Tabii, çok az sendika bu koşulu yerine getirebilecek durumda. Bu kurallar tam tamına uygulansa, bir hesaba göre, hâlihazırda toplu sözleşme yetkisi olan 51 sendikadan 35’i yetkisini yitiriyor. Tabii, AKP hükümeti sendikaları böylesine kırılgan hale getiren bir hükmü koz olarak kullanma fırsatını kaçırmıyor. İşkolu barajına temel olan resmi rakamlar 2009’dan bu yana açıklanmıyor. Hükümet, bu arada kıdem tazminatını patronlar için işçiyi işten çıkartmanın karşılığında ödenmesi gereken bir bedel olmaktan çıkaracak bir Fon hazırlığını ortaya atıyor. Plan apaçık: Sendikaları yetkisiz kılmakla tehdit edip kıdem tazminatlarını pürüzsüz biçimde tasfiye etmek! İş güvencesinin en sağlam desteğini ortadan kaldırarak patronları rahatlatmak!
Öyleyse, sendikalar açısından yapılması gereken açıktır. Bu aşağılık duruma son vermek için, sorunun dosdoğru üzerine gitmek gerekiyor. Sadece kıdem tazminatının kaldırılmasına karşı değil, aynı zamanda sendikal barajların da kaldırılması için bir kampanya başlatmak. Kaldırın barajları bakalım işçi sınıfı örgütleniyor mu, örgütlenmiyor mu? Devrimci İşçi Partisi, ne gücü varsa onunla kendi kampanyasını yapacak. Ama sendikaların bu yönde göstereceği bütün çabaları da sonuna kadar destekleyecek.

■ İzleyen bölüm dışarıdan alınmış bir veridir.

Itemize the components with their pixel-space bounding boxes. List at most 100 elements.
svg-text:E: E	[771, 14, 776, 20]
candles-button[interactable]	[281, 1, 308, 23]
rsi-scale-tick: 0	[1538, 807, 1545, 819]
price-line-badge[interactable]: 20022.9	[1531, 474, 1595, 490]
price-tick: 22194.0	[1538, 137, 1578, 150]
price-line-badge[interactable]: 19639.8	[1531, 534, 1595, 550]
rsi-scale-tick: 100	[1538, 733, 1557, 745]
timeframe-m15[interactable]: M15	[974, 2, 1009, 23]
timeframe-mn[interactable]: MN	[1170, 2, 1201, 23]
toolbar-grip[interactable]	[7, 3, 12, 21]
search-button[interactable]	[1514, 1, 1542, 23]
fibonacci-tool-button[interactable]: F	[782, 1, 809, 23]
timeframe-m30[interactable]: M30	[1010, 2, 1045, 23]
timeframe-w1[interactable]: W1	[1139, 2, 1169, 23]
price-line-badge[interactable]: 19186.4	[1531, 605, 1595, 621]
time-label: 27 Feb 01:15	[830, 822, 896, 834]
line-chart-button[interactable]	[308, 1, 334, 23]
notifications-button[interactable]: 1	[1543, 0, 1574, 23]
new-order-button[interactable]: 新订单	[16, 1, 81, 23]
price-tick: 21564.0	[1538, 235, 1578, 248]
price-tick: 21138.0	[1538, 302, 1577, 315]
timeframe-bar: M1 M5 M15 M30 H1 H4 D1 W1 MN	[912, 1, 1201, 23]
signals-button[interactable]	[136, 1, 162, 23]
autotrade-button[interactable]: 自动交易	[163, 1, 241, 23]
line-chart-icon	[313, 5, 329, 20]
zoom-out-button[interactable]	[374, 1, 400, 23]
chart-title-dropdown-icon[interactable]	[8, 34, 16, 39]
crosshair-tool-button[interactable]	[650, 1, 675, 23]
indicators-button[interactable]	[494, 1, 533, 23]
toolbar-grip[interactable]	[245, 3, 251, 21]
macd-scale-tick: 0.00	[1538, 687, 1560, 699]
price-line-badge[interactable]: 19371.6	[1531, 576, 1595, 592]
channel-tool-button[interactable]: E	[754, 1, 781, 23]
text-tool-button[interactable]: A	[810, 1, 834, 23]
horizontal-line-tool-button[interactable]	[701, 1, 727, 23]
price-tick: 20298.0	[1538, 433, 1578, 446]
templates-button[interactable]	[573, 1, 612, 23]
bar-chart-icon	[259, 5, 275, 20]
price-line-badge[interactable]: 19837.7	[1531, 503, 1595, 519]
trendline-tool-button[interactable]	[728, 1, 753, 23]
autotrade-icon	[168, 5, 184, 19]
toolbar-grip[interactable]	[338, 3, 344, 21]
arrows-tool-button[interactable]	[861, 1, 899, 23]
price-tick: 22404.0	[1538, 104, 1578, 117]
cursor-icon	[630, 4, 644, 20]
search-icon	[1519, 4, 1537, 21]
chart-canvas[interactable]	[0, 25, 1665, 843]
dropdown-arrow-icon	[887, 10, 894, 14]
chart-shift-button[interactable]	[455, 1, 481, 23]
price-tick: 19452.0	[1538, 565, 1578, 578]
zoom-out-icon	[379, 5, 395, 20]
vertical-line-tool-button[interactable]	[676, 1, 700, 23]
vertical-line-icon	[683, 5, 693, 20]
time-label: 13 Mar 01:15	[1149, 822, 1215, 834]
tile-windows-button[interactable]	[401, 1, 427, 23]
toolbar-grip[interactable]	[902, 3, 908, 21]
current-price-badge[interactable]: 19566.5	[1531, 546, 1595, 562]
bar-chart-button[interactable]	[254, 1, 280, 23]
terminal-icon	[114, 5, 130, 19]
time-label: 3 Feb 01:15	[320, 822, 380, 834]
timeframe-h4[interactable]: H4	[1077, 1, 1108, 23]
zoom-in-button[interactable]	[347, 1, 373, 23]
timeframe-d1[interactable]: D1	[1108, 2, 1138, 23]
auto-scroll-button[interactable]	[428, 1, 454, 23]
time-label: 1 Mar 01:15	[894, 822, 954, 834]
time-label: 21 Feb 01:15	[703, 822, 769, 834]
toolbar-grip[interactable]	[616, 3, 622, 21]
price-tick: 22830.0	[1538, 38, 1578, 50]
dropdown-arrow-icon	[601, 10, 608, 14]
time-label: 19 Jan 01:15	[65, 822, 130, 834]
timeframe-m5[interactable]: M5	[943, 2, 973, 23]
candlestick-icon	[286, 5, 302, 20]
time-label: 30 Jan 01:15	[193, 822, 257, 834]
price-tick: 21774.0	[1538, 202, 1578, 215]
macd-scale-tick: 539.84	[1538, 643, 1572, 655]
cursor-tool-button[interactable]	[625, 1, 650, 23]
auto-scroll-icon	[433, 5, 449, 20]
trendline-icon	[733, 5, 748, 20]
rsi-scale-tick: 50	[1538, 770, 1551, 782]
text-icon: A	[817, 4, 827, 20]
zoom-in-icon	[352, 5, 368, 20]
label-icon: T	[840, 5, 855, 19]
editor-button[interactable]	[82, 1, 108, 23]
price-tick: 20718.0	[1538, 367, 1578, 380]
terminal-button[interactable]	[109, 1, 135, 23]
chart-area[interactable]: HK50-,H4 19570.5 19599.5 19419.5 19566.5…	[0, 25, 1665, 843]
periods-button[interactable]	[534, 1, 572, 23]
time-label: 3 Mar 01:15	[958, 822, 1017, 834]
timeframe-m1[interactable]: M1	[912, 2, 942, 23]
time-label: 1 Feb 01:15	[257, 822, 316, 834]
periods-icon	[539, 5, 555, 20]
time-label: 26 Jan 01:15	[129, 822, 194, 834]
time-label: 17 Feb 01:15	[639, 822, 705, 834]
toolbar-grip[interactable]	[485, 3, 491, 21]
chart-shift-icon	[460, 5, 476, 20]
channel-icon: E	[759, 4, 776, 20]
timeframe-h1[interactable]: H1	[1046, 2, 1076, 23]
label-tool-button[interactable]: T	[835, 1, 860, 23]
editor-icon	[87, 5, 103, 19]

Sendikal barajlar işçi sınıfının önünde engelken, Kürtlerin önünde de seçim barajı yükseliyor. Bugün Kürtlerin çoğunlukta olduğu illerde BDP’nin oyları kimi yerde yüzde 60’a, kimi yerde yüzde 80’e çıkıyor, ama ülke çapındaki yüzde 10 barajı dolayısıyla bu parti seçime giremiyor, hep bağımsız aday gösteriyor. BDP’nin aldığı oylarla 60-70 milletvekili çıkarması işten değil. Ama barajlar izin vermiyor. İşte 12 Eylül’ün özü bu: işçi sınıfının yanı sıra, Kürt halkının da örgütlenmesi ve mücadelesi önünde engeller yükseltmek.
Bunun üzerine bu hükümetin getirdiği HES’ler geliyor. Mini barajlar, mikro barajlar, ne dersek diyelim, bunlar da doğanın ve ekosistemlerin önünde birer engel oluyor. Elbette ekmeğini doğa içindeki faaliyetleri aracılığıyla elde eden köylülerin önünde de birer engel bunlar. Nerede HES yapımı söz konusu olursa, orada köylüler örgütleniyor, çevreyi korumaya çalışan hareketlerle birlikte mücadele ediyor. Sonunda Erzurum ilinde bir AKP’li belediye başkanının, partisinden istifasına bile yol açan türden mücadeleler geliştiriyor.
AKP’ye karşı nasıl mücadele edilmesi gerektiğinin yaşayan örneği işte. Cumhuriyet, laiklik, Atatürk diye sabah akşam sayıklayanlar değil, ezilenlerin mücadelesi geriletecek AKP’yi. Öyleyse, işçisi, emekçi köylüsü, Kürdü birleşelim, bütün barajları yerle bir edelim!
* Bu yazı Gerçek Gazetesi'nin Ekim 2011 tarihli 24. sayısında yayınlanmıştır.